Project objectives from proposal:
A numbered list of concise project objectives.
1. Design a controlled experiment in which the operation of SFI and UHCS in a greenhouse is validly compared to a control greenhouse.
2. Design a baseline passive solar hoop house for the control
a. design a hoop shape that is a better solar radiation collector than a typical shape hoop house
b. select an optimal amount of bellow grade insulation
3. Build three identical miniature hoop houses out of donated bamboo, simulating the usual metal or PVC pipe construction.
4. Build a basic bubble generation machine, based on plans provided by Homestead Building Solutions Inc. (Elliot, 2005).
5. Design and install an underground piping network for the UHCS with the help of Going Concerns Limited (Cruickshank, 2005).
6. Install and calibrate data acquisition equipment in time for the January-February experimental period.
7. Conduct a series of experiments that will capture the necessary information to establish a meaningful preliminary assessment of SFI and UHCS.
8. Analyze the performance of each system and compare it to theoretically predicted performance, to analyze the performance of the two systems working together.
a. Establish the adaptability of existing theoretical performance calculations for solar greenhouses to apply to an SFI greenhouse.
b.
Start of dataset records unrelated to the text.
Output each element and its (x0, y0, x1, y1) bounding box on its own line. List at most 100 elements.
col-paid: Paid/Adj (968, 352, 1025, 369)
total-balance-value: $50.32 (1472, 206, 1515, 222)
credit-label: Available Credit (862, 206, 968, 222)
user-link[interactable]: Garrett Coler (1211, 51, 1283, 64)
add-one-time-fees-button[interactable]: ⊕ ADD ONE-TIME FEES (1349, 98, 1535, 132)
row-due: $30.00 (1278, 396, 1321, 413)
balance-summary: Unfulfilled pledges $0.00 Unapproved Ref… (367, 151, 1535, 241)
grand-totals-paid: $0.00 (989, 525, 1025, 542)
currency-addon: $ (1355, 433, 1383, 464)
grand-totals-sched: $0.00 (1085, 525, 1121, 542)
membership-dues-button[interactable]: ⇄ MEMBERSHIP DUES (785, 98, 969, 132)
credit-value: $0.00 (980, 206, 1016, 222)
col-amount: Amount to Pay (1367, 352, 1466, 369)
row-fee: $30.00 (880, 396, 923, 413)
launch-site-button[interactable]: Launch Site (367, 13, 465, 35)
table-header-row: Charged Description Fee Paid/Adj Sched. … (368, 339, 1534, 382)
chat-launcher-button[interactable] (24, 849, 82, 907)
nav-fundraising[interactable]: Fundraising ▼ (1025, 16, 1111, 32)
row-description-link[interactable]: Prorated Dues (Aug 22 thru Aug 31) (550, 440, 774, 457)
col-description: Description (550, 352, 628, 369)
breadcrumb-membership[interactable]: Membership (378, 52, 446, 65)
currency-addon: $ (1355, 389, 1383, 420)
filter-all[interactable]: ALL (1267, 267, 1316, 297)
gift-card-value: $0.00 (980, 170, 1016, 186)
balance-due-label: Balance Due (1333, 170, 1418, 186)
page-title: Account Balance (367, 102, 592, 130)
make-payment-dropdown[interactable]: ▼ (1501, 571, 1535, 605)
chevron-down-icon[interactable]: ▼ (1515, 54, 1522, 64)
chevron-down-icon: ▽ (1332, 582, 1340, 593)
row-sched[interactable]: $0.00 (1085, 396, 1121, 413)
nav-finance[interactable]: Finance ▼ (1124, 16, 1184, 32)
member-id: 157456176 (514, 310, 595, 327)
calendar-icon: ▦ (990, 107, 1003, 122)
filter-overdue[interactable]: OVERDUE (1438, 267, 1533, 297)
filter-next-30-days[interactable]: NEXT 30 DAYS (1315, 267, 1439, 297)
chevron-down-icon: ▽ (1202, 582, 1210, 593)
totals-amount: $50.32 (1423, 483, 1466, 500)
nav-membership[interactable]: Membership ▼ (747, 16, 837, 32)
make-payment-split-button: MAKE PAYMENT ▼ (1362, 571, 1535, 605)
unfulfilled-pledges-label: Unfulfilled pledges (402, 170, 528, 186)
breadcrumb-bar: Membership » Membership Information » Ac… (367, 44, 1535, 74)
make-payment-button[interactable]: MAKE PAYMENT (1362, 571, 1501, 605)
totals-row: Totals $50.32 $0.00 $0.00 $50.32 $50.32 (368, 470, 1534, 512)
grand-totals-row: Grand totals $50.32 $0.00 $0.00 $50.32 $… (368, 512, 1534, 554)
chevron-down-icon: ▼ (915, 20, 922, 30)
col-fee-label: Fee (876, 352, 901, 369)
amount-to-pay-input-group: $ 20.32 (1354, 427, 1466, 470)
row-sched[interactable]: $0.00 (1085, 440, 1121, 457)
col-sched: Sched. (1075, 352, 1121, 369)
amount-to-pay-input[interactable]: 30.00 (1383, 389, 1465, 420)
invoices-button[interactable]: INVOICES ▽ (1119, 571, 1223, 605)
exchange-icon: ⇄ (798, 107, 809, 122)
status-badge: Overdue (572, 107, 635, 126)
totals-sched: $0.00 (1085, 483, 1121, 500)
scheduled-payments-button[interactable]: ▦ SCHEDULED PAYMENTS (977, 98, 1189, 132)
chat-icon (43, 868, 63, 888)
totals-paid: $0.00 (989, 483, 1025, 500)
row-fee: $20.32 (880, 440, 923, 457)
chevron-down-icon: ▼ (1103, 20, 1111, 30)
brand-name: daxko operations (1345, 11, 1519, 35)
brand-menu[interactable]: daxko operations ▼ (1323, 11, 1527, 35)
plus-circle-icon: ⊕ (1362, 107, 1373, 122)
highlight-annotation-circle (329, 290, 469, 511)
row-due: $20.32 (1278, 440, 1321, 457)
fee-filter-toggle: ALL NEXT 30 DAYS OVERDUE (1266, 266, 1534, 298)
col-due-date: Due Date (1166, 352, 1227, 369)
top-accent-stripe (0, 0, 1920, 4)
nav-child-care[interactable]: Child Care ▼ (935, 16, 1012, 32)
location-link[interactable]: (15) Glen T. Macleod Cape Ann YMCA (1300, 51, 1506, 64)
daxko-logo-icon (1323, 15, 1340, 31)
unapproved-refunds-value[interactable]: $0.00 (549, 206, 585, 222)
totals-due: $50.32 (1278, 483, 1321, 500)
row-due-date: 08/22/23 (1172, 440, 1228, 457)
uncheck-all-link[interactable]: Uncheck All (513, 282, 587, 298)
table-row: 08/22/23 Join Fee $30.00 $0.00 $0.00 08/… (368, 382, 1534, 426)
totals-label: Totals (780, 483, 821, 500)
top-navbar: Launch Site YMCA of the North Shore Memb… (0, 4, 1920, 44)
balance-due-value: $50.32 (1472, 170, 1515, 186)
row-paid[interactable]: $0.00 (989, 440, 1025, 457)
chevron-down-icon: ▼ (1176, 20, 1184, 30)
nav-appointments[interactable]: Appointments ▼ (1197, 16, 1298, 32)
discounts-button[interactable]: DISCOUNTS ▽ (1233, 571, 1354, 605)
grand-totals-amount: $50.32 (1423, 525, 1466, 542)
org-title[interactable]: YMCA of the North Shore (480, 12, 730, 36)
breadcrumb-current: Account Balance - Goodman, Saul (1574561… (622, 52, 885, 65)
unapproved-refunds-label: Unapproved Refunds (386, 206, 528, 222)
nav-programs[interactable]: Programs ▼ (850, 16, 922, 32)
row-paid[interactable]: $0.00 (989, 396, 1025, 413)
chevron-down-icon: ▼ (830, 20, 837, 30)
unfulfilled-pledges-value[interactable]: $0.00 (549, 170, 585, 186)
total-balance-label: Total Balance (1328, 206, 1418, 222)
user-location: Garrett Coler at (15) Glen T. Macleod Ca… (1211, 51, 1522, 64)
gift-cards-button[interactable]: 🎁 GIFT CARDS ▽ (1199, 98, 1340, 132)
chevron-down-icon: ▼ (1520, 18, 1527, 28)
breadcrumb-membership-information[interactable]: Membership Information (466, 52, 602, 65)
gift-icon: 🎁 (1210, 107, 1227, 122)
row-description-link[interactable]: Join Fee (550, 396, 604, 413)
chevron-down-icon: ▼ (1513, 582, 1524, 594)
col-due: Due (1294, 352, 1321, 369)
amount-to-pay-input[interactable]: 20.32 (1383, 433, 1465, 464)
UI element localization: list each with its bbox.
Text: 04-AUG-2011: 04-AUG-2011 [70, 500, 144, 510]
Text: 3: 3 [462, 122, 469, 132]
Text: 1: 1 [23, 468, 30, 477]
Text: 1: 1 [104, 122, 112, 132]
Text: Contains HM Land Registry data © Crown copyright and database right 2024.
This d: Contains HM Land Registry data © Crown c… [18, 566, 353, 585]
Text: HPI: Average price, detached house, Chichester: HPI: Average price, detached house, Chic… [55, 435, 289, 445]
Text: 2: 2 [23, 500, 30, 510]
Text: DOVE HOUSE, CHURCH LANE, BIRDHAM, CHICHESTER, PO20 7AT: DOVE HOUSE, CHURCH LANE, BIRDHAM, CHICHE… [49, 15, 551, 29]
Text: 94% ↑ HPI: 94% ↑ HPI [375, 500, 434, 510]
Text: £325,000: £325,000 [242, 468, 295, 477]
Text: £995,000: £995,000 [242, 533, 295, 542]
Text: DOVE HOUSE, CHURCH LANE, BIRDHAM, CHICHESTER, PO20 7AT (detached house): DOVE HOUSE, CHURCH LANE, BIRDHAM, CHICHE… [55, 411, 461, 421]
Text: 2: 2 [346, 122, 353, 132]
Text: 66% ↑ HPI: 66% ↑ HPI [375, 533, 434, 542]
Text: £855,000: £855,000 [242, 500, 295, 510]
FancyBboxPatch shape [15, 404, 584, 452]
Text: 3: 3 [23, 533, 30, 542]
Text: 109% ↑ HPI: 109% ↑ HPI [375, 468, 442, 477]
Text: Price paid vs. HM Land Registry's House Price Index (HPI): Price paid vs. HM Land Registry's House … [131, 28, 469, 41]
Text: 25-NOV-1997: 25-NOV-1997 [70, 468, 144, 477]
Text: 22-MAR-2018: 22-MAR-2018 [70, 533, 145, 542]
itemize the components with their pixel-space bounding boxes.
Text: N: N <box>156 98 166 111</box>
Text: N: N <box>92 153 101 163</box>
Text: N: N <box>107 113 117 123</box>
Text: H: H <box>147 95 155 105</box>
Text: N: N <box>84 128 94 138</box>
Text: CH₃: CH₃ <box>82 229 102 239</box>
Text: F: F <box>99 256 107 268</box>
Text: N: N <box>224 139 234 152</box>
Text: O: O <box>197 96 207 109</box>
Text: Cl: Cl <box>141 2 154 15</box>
Extrapolate from the data collected for the flow of energy into and out of storage in a UHCS, and graph these patterns of heat flow relative to the changing conditions in the greenhouse.
9. Use the knowledge gained through the experiment and through working with the systems to develop a prototype affordable bioshelter with a reliable construction cost estimate.
10. Conduct an economic analysis comparing SFI and UHCS to a passive solar greenhouse and a hoop house.